Antes de mais nada, necessário dizer que a Constituição de um país, em definição extremamente sintética e mesmo tosca, delimita os parâmetros a serem adotados pelo seu Estado nas suas diversas vertentes regulamentares. Ou seja, tem o escopo de “constituir” o próprio Estado. Ela é tida como a ordem legislativa suprema, a Lex Mater, a Carta Magna de uma nação, de modo que todo o restante da legislação deve estar de acordo com as normas elencadas pela Constituição. Logo, havendo contradições entre uma lei “normal” e um dispositivo da Constituição, sempre prevalecerá o disposto em sede Constitucional.

Feita tal consideração, cabe ainda salientar que a alteração da regra em questão deve ser feita por meio de uma PEC, pois a dicotomia e necessidade do lapso temporal está elencada em um artigo da constituição. Inclusive, o trâmite legislativo de uma PEC é especial (não sei se alguém reparou que não passou pela sanção do Presidente?!?!).

É neste âmbito normativo que surge uma contradição (exemplo de conflito entre normas de natureza diversa): o artigo 1.580 do Código Civil (lei infraconstitucional) elenca a necessidade do decurso do prazo de um ano a contar do trânsito em julgado (momento em que há o esgotamento das vias recursais adequadas, tornando a decisão proferida imutável). Portanto, como somente o dispositivo constitucional foi alterado e estabeleceu uma contradição entre eles, prevalece – e sempre prevalecerá – o disposto pela Constituição.

Vencidos os critérios técnicos, passemos ao que nos interesse no presente post: O que é o Divórcio?

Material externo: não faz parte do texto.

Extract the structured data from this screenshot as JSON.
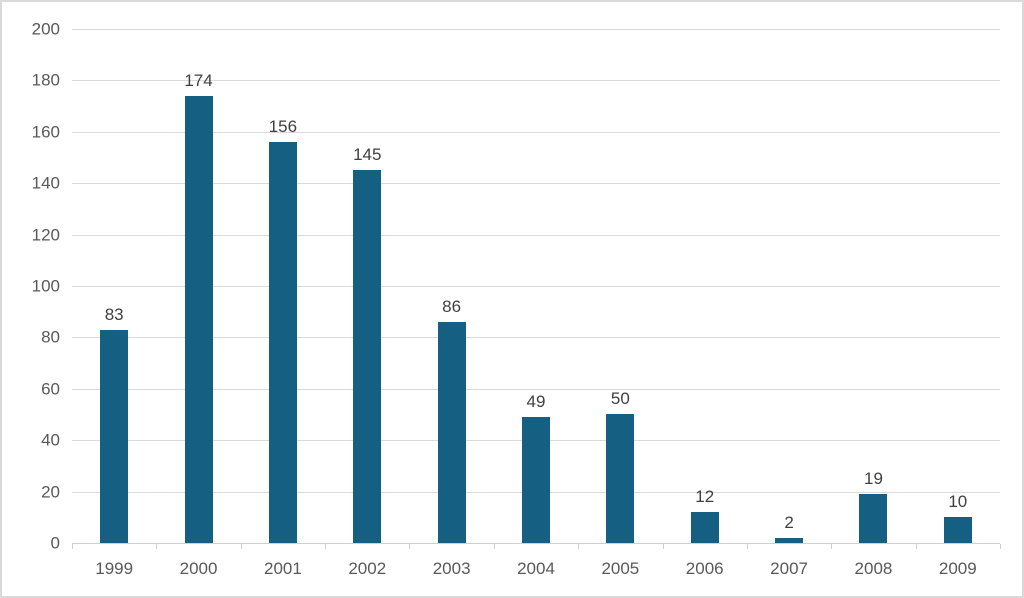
{
  "chart_data": {
    "type": "bar",
    "title": "",
    "xlabel": "",
    "ylabel": "",
    "categories": [
      "1999",
      "2000",
      "2001",
      "2002",
      "2003",
      "2004",
      "2005",
      "2006",
      "2007",
      "2008",
      "2009"
    ],
    "values": [
      83,
      174,
      156,
      145,
      86,
      49,
      50,
      12,
      2,
      19,
      10
    ],
    "data_labels": [
      "83",
      "174",
      "156",
      "145",
      "86",
      "49",
      "50",
      "12",
      "2",
      "19",
      "10"
    ],
    "ylim": [
      0,
      200
    ],
    "yticks": [
      0,
      20,
      40,
      60,
      80,
      100,
      120,
      140,
      160,
      180,
      200
    ],
    "grid": true,
    "legend": "none",
    "colors": {
      "bar_fill": "#156082",
      "gridline": "#d9d9d9",
      "axis_line": "#d0d0d0",
      "tick_label_text": "#595959",
      "data_label_text": "#404040",
      "background": "#ffffff",
      "frame_border": "#d9d9d9"
    }
  }
}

Qual a diferença entre este e a Separação Judicial? O Divórcio nada mais é do que uma das formas de dissolução do casamento (as outras são a morte ou ausência de um dos cônjuges) outrora contraído entre as partes, ou seja, o Divórcio faz com que aquele casamento deixe de existir em todos os aspectos jurídicos e porque não dizer, fático. Isso implica em reflexos para os antigos cônjuges, como por exemplo, se um deles desejar se casar novamente. Isso somente poderá ocorrer após a decretação do seu divórcio, seja pela via judicial ou administrativa (cabível desde que o casal não tenha filhos menores e /ou incapazes ao momento da dissolução do enlace), eis que no Brasil uma pessoa não pode se casar mais de uma vez (o que configura o crime de Bigamia, tipificado pelo artigo 235 do Código Penal). Além dessa consequencia jurídica, o divórcio – bem como a separação judicial – faz cessar as obrigações oriundas do enlace (como fidelidade recíproca, guarda, educação e sustento dos filhos, etc).

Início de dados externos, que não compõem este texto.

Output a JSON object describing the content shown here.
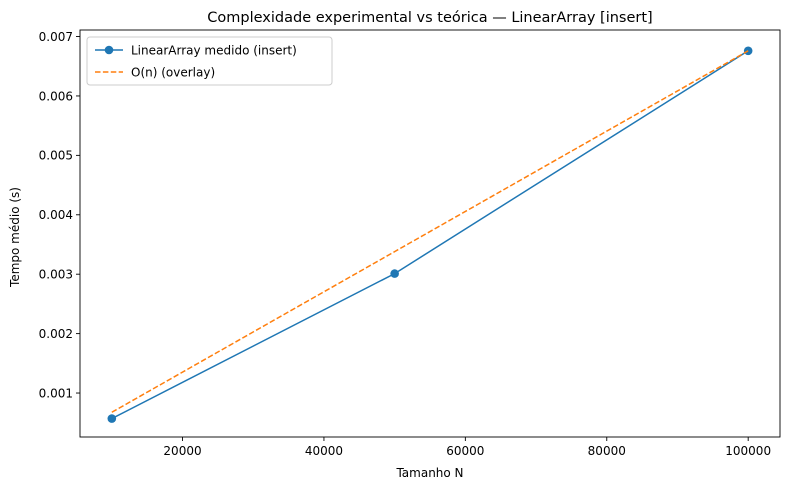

Já a Separação Judicial é uma forma de meramente se terminar a sociedade conjugal, ou seja, visa conferir aos separandos a adequação da situação fática observada, conferindo o status de separados aos cônjuges que não mais vivem juntos, e, assim como no divórcio, faz cessar as obrigações que devem ser observadas pelos cônjuges durante o casamento. Portanto, a separação não dissolve o casamento, o qual persiste, e somente corrobora a situação de separação fática observada.

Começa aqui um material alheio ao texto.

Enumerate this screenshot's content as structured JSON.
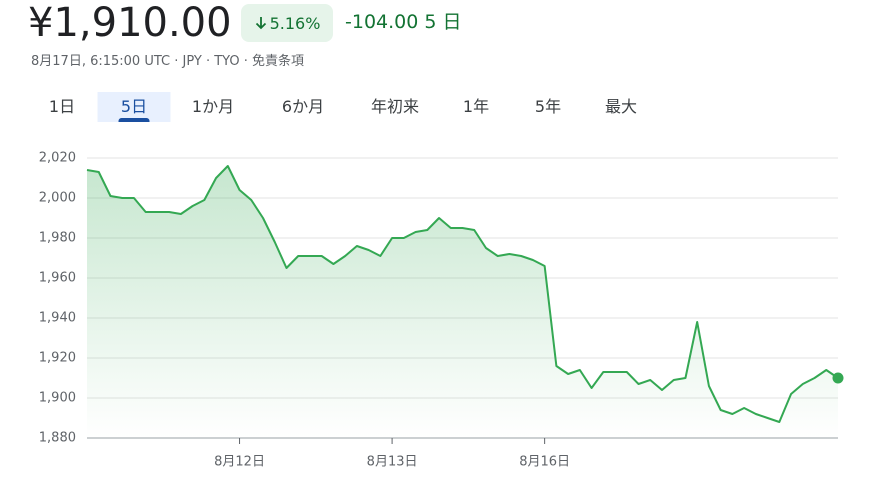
{
  "header": {
    "price": "¥1,910.00",
    "change_percent": "5.16%",
    "change": "-104.00",
    "period": "5 日",
    "subtitle": "8月17日, 6:15:00 UTC · JPY · TYO · 免責条項"
  },
  "tabs": {
    "items": [
      "1日",
      "5日",
      "1か月",
      "6か月",
      "年初来",
      "1年",
      "5年",
      "最大"
    ],
    "selected": 1
  },
  "chart_data": {
    "type": "line",
    "x": [
      0,
      1,
      2,
      3,
      4,
      5,
      6,
      7,
      8,
      9,
      10,
      11,
      12,
      13,
      14,
      15,
      16,
      17,
      18,
      19,
      20,
      21,
      22,
      23,
      24,
      25,
      26,
      27,
      28,
      29,
      30,
      31,
      32,
      33,
      34,
      35,
      36,
      37,
      38,
      39,
      40,
      41,
      42,
      43,
      44,
      45,
      46,
      47,
      48,
      49,
      50,
      51,
      52,
      53,
      54,
      55,
      56,
      57,
      58,
      59,
      60,
      61,
      62,
      63,
      64
    ],
    "series": [
      {
        "color": "#34a853",
        "values": [
          2014,
          2013,
          2001,
          2000,
          2000,
          1993,
          1993,
          1993,
          1992,
          1996,
          1999,
          2010,
          2016,
          2004,
          1999,
          1990,
          1978,
          1965,
          1971,
          1971,
          1971,
          1967,
          1971,
          1976,
          1974,
          1971,
          1980,
          1980,
          1983,
          1984,
          1990,
          1985,
          1985,
          1984,
          1975,
          1971,
          1972,
          1971,
          1969,
          1966,
          1916,
          1912,
          1914,
          1905,
          1913,
          1913,
          1913,
          1907,
          1909,
          1904,
          1909,
          1910,
          1938,
          1906,
          1894,
          1892,
          1895,
          1892,
          1890,
          1888,
          1902,
          1907,
          1910,
          1914,
          1910
        ]
      }
    ],
    "xlim": [
      0,
      64
    ],
    "xticks": [
      {
        "value": 13,
        "label": "8月12日"
      },
      {
        "value": 26,
        "label": "8月13日"
      },
      {
        "value": 39,
        "label": "8月16日"
      }
    ],
    "ylim": [
      1880,
      2020
    ],
    "yticks": [
      {
        "value": 1880,
        "label": "1,880"
      },
      {
        "value": 1900,
        "label": "1,900"
      },
      {
        "value": 1920,
        "label": "1,920"
      },
      {
        "value": 1940,
        "label": "1,940"
      },
      {
        "value": 1960,
        "label": "1,960"
      },
      {
        "value": 1980,
        "label": "1,980"
      },
      {
        "value": 2000,
        "label": "2,000"
      },
      {
        "value": 2020,
        "label": "2,020"
      }
    ],
    "grid": true
  }
}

Agora, a opinião: Creio que todos já tivemos em relações e que brigas são mais do que normais (em alguns casos, até corriqueiras…) No calor do momento, fala sempre mais alto a emoção! Portanto, muito comum ver em diversos processos casais que se separam e voltam por diversas vezes, de modo que se divorciando, com o transito em julgado do processo, o casamento estará dissolvido! Por experiência própria, leio no dia a dia e a quantidade de idas e voltas nos processos é absurda! Logo, não sou um grande adepto da mudança… Acho que em alguns casos, só causará mais transtornos ao casal…

Entretanto, há um outro lado a ser considerado, que é o intento do legislativo em diminuir a quantidade de processos do judiciário (intenção esta que, por vezes acaba mostrando a tamanha falta de técnica e conhecimento jurídico empregada pelos nossos tão dignos legisladores…) além da tentativa de solucionar o imbróglio com apenas um processo (não mais necessitando da Separação judicial que implicava na posterior decretação do Divórcio), mas acho que o aspecto subjetivo do emocional do ser humano deveria ter um peso maior para a edição da medida!

Se o caminho adotado foi o correto e se o novo dispositivo acompanha uma nova dinâmica social observada (função típica do legislativo) somente o tempo será capaz de demonstrar.





Legislação ambiental: Avanço ou Retrocesso? Parte II

14 07 2010

Complementando o último post, é no que diz respeito a inutilização das áreas protegidas que reside a indignação dos agricultores pátrios: como são donos da propriedade, não toleram ou acham justo que, por razões ambientais ou quaisquer que sejam, tenham que diminuir a área produtiva de suas terras e, por isso, cobram uma remuneração do governo. Além de tudo, pedem que as APP´s sejam computadas como Reservas Florestais, possibilitando o aumento das áreas produtivas da propriedade.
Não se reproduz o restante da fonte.